Jun 28, 2024, 06:38 PM | Updated 06:43 PM IST

Dhruv Rathee
Dhruv Rathee
  • Advancing both education and infrastructure capabilities should be the primary focus of our policy-makers.
  • If Dhruv Rathee's election rants wore you out, brace yourself — he's not ready to pump the brakes on his hot takes just yet.

    In his recent video, 'What if I Become India's Prime Minister?' the controversial YouTuber has set social media abuzz by advocating for reallocating government funds from building highways to education. The viral video, citing instances of low ownership of cars in the country, also goes on to suggest that India needs to shun the construction of big highways and car-centric infrastructure in its cities.

    History is rife with instances where public opinion initially opposed highway construction, only to later acknowledge its transformative impact. The 48,000 miles of interstate highway that would be paved across the US during the 1950s, '60s, and '70s faced significant protests, yet ultimately reshaped the American economy.

    1. Arteries of progress

    "I'm strongly against constructing big highways and car-based infrastructure in our cities," Rathee said in his video. However, this is not the first time Rathee has argued against the creation of infrastructure, and this stance overlooks crucial considerations.

    Highways allow better transportation between cities and provide more people with access to opportunities. Despite constituting just 2.3 per cent of India's road network, they handle a substantial 40 per cent of road traffic.

    Even if only 8 per cent of families own cars, as claimed in the video, highways are still heavily used by motorcycle owners and the general public via public transportation.

    Furthermore, the expansive highway network facilitates the seamless movement of goods through container transfers from ships to trains to trucks, boosting logistical efficiency.

    Consider this — around 75 per cent of toll revenue comes from trucks and commercial vehicles, with cars contributing the remaining 25 per cent. This underscores the continued necessity for highway expansion as the economy evolves.

    2. Footing the bill: Highways vs. Education

    In 2023-24, the National Highways Authority of India (NHAI) made history with a record Rs 2,07,000 crore investment in national highway construction — a 20 per cent jump from the previous year's Rs 1,73,000 crore and Rs 1,72,000 crore in 2021-22.
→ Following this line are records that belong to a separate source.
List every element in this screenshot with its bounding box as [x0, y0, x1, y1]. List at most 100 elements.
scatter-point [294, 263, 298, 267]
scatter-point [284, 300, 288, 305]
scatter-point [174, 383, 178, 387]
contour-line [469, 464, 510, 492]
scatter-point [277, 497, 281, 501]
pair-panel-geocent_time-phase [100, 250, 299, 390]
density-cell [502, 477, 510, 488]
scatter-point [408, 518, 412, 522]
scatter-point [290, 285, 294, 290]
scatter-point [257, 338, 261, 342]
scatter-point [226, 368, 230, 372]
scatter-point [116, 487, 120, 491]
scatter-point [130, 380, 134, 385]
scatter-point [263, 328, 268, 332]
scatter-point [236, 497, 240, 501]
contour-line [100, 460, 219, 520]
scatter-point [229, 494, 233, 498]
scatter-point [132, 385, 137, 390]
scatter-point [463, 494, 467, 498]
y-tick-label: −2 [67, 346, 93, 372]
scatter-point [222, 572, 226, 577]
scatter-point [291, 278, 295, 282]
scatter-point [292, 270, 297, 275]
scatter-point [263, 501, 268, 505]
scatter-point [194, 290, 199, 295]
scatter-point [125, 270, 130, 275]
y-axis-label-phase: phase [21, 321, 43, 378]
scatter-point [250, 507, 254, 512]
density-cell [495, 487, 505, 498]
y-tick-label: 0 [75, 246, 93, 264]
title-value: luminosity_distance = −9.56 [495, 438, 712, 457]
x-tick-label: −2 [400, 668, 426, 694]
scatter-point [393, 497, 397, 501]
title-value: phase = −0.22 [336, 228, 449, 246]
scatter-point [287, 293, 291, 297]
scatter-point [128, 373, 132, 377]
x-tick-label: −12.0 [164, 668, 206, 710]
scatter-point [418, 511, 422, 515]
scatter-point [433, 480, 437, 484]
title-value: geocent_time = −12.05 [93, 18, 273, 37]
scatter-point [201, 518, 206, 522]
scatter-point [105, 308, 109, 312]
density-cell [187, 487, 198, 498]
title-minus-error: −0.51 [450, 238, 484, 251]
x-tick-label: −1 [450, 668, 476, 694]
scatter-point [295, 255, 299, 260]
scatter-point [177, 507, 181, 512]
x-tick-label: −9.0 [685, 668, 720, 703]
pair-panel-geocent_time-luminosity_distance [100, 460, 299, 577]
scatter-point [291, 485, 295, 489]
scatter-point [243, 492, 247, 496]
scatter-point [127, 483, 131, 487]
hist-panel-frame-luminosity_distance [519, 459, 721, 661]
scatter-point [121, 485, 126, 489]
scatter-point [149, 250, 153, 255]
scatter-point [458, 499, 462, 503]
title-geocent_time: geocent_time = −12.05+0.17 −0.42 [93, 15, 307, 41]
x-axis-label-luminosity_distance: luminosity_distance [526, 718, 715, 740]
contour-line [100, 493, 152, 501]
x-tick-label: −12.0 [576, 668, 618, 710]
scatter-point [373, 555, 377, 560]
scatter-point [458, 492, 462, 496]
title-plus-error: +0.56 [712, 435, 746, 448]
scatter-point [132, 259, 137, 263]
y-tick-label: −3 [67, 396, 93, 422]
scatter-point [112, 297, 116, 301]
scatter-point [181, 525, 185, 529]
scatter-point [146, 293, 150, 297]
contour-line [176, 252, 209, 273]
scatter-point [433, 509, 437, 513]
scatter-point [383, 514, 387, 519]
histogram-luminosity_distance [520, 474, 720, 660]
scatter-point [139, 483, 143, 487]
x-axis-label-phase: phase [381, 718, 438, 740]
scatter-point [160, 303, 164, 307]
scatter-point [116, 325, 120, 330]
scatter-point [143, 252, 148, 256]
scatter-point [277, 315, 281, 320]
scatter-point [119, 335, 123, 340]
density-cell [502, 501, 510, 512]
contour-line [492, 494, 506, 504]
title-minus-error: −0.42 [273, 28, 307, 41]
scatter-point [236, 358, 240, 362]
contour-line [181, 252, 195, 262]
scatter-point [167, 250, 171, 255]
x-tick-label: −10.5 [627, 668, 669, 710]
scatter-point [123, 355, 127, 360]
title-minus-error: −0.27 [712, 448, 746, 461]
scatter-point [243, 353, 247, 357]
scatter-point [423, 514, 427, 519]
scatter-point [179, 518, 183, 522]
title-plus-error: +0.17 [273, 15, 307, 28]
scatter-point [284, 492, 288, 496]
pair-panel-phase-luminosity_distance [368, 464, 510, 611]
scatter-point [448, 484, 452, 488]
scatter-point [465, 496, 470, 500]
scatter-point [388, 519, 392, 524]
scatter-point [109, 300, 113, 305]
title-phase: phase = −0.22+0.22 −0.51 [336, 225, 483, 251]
    Funding this ambitious infrastructure effort involves the road ministry's gross budget support (GBS) and Extra Budgetary Resources (EBR), including the monetisation of highways through the Toll, Operate, and Transfer (TOT) model.
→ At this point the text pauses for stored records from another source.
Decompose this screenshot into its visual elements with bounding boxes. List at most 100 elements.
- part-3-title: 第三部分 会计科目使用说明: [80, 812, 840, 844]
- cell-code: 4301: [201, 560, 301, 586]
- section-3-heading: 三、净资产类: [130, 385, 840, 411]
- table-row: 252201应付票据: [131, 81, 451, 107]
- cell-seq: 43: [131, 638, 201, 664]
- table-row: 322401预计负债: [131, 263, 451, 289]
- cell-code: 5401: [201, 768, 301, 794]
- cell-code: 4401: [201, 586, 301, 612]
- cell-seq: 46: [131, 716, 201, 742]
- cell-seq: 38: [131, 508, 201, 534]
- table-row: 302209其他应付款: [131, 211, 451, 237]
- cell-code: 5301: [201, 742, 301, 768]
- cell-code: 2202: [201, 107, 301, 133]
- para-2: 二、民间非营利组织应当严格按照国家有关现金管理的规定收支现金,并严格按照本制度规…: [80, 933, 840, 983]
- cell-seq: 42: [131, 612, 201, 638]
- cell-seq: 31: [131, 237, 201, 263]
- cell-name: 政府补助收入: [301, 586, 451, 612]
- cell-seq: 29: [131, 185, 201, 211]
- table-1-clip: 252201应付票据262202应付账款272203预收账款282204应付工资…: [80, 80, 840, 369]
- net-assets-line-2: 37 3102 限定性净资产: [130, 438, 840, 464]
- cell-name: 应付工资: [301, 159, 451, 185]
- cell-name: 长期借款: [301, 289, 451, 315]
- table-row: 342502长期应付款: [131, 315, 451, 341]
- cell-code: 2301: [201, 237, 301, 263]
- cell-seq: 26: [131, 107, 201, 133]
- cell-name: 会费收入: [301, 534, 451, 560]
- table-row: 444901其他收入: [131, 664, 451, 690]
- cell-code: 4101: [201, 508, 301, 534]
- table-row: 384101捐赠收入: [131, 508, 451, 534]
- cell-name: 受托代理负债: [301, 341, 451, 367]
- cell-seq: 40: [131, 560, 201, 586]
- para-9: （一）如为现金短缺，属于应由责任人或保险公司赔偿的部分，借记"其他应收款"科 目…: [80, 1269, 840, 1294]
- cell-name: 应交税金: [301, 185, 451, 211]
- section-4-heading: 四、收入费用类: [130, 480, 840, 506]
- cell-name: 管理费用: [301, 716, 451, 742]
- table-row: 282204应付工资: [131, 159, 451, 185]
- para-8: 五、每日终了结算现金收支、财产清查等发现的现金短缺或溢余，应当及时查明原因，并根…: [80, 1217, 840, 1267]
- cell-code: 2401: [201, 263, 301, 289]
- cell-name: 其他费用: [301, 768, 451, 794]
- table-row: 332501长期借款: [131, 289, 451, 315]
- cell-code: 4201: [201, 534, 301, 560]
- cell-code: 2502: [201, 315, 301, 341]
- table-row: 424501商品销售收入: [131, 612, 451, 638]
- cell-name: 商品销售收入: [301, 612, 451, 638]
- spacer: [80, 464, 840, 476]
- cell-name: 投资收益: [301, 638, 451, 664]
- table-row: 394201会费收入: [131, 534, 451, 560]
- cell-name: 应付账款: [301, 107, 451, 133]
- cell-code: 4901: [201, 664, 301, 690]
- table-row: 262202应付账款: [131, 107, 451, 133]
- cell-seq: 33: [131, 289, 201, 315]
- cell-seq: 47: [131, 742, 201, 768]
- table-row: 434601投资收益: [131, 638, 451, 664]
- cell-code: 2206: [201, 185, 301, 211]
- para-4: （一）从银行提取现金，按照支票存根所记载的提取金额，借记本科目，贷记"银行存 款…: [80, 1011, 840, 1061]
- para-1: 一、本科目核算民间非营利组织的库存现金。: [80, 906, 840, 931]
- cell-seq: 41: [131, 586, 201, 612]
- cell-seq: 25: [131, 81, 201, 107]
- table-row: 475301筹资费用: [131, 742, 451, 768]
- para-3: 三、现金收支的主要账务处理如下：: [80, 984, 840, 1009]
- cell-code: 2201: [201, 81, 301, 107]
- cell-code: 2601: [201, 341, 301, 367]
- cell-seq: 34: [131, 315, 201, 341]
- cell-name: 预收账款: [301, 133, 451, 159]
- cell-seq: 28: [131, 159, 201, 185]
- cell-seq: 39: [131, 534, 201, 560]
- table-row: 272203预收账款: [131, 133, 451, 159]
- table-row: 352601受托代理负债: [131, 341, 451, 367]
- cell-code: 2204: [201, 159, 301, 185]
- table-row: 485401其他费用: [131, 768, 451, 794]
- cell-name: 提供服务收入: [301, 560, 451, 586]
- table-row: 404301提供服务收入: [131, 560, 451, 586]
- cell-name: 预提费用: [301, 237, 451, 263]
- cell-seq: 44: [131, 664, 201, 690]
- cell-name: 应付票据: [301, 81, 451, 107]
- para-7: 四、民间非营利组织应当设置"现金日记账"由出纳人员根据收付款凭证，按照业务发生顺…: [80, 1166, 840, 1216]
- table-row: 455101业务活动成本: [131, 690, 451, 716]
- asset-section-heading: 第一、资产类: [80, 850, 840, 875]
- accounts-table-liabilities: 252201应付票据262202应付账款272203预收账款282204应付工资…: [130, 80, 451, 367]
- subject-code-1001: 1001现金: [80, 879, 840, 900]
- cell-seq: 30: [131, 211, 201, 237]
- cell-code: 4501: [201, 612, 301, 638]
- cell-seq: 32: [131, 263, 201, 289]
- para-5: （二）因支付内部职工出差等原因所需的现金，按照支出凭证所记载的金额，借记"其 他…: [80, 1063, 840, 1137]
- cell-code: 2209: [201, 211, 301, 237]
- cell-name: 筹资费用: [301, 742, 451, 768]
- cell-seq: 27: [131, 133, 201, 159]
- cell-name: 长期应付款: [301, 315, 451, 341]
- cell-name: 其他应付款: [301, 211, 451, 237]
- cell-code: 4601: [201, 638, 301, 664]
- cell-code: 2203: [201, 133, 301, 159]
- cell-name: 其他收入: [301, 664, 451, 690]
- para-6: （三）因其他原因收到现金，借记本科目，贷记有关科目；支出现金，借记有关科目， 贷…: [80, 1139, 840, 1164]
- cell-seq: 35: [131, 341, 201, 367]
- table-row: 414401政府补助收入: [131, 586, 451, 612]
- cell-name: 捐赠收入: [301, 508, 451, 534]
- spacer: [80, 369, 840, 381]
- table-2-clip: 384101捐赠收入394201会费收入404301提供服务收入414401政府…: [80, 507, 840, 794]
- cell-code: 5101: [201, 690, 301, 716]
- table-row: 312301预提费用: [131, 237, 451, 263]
    However, it's important to distinguish these expenditures from investments in educational infrastructure.

    According to the Economic Survey 2022-23, India's total education budget, encompassing national and state-level spending, stood at 2.9 per cent of the country's 2022 GDP — a figure that has remained steady over the years.

    The government has the capacity to increase public spending on education to meet the 6 per cent of GDP target recommended in 1966 by the Kothari Commission and reiterated in 2006 by the CABE (Central Advisory Board of Education) committee.

    But it can't be an either/or choice.

    Redirecting funds from infrastructure to education should be approached with careful consideration, requiring a clear rationale and foresight into the country's future needs.

    Even a quick glance at India's needs shows that it has to create low and semi-skilled jobs in industries that employ large workforces, such as manufacturing.

    Achieving this requires building enabling infrastructure, like ports and expressways.

    3. Rethinking car-centric urban mobility

    Today, Indian cities are characterised by increasing levels of congestion, pollution and road fatalities. Yet, using car ownership statistics alone to critique urban mobility misses the mark.

    Citing Rathee's data that half of India relies on cycles, bikes, or scooters for daily commuting, and only one in 12 households owns a car underscores the need for a holistic urban mobility strategy.

    The discussion around urban mobility in India must prioritise promoting public transportation and multimodal options — where commuters seamlessly blend services like buses, metros, and ride-shares, instead of having to choose one over the other.

    And let's face it, we're expanding beyond car-centric mobility with metros, RRTS, and city buses, among other innovations. Though progress may be gradual, we're striving to shape our places for people, not just cars, echoing Rathee's sentiments.

    In the words of one wise observer, "Nobody in India owns a train, so should we halt investments in Railways?"

    Advancing both education and infrastructure capabilities should be the primary focus of our policy-makers. Relative trivia should not hog the limelight.